Figure 1Example of a flexibly evolving complex: Nup84 subcomplex of the nuclear pore complex.
(A) The profile of the Nup84 complex, red indicating absence, green presence (number of paralogs in dark green). The raw score of this complex is (5,0), which means that there are 5 species in which this complex is completely present and none in which this complex is completely absent. The cohesiveness score, which is the fraction of random modules of the same size which score better both in the number of species in which the module is present as well as in the number of species in which the module is absent, is 0.48. This complex from the Aloy dataset occurs also in the MIPS dataset and, with some additional subunits, in the PE and Socio-affinity clusters, so it passes the cross-comparison filter without losing any subunits. (B) The profile after cross-comparison with TAP data. SEC13, which is also part of the COPII complex, has the lowest PE score with the other subunits and has a higher propensity to interact with a protein outside the module (namely with SEC31, an other member of the COPII complex) than with any other member of this module. Removal of this protein from the module results in a subcomplex which is not evolving more cohesively than the original module. (C) Apart from improving the module definition, we attempt to filter possible noise originating from the use of orthologous groups to describe a modules evolutionary dynamics. KOG0845, KOG1964, KOG2271 and KOG8539 are considered unreliable because they have less than 90% overlap with a orthoMCL derived orthologous group. Removal of those orthologous groups leads to a more cohesively evolving module, with a raw score (24,2) and a cohesiveness score 0.87. (D) Removal of orthologous groups which are likely to have functionally differentiated (groups containing many inparalogs, in this example KOG0845 and KOG1332) results in a submodule which we consider evolutionary cohesive: it has a raw score of (5,8) and a cohesiveness score of 0.996. More details on this module and some additional examples can be found in Text S2.
Fraction of cohesive modules for different datasets and different scoring schemes.
| Dataset | Average Cooccurrence | Average Deviation from Modular | Homogeneous Columns | Species Absent | Species Present | Species Absent, Species Present |
| SGD | 0.14 | 0.15 | 0.09 | 0.06 | 0.03 | 0.44 |
| KEGG | 0.24 | 0.24 | 0.17 | 0.08 | 0.16 | 0.38 |
| MIPS | 0.17 | 0.17 | 0.15 | 0.05 | 0.1 | 0.33 |
| Aloy | 0.21 | 0.23 | 0.16 | 0.02 | 0.1 | 0.31 |
| PE | 0.08 | 0.08 | 0.06 | 0.03 | 0.05 | 0.21 |
| Socio-affinity | 0.27 | 0.3 | 0.2 | 0.01 | 0.19 | 0.24 |
| All | 0.18 | 0.2 | 0.14 | 0.03 | 0.12 | 0.27 |
| All curated | 0.19 | 0.19 | 0.15 | 0.06 | 0.1 | 0.37 |
Average Cooccurrence: for each pair of module subunits we calculate the fraction of species in which both subunits are either present or absent together. We average over all component pairs to obtain a score per module. Average deviation from modular: the sum of the deviation of the number of components of the functional module for each genome to the average number of module components per genome, adopted from Snel et al. [9]. Homogeneous Columns: the number of species in which a module is either completely present or completely absent, adopted from Gavin et al. [14]. Species Present, Species Absent: the number of species in which a module is completely present and the number of species in which the module is completely absent. Those two values together make up the raw score which is used throughout the article.

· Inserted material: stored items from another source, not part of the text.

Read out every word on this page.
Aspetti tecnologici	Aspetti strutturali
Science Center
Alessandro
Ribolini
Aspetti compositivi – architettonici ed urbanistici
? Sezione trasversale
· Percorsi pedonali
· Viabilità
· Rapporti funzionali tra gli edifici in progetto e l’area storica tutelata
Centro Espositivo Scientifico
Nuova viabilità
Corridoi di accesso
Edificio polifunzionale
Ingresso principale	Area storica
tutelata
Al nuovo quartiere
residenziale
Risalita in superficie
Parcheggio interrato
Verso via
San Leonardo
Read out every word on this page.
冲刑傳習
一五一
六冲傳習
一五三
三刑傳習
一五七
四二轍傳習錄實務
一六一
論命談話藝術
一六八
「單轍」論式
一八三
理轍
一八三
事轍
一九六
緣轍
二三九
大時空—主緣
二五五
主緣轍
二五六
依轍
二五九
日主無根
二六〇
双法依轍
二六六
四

Figure 2Scores and random background.
This figure shows the raw scores for modules composed of six subunits from all datasets, with the Nup84 complex from Figure 1 highlighted in green. The random background density for all score bins is shown in shades of blue, turning darker as the number of random modules with a score in that particular bin increases.
Figure 3(Combined) effect of different filters on the fraction of cohesive modules.
On top of each bar we show the number of (sub)modules passing the filter.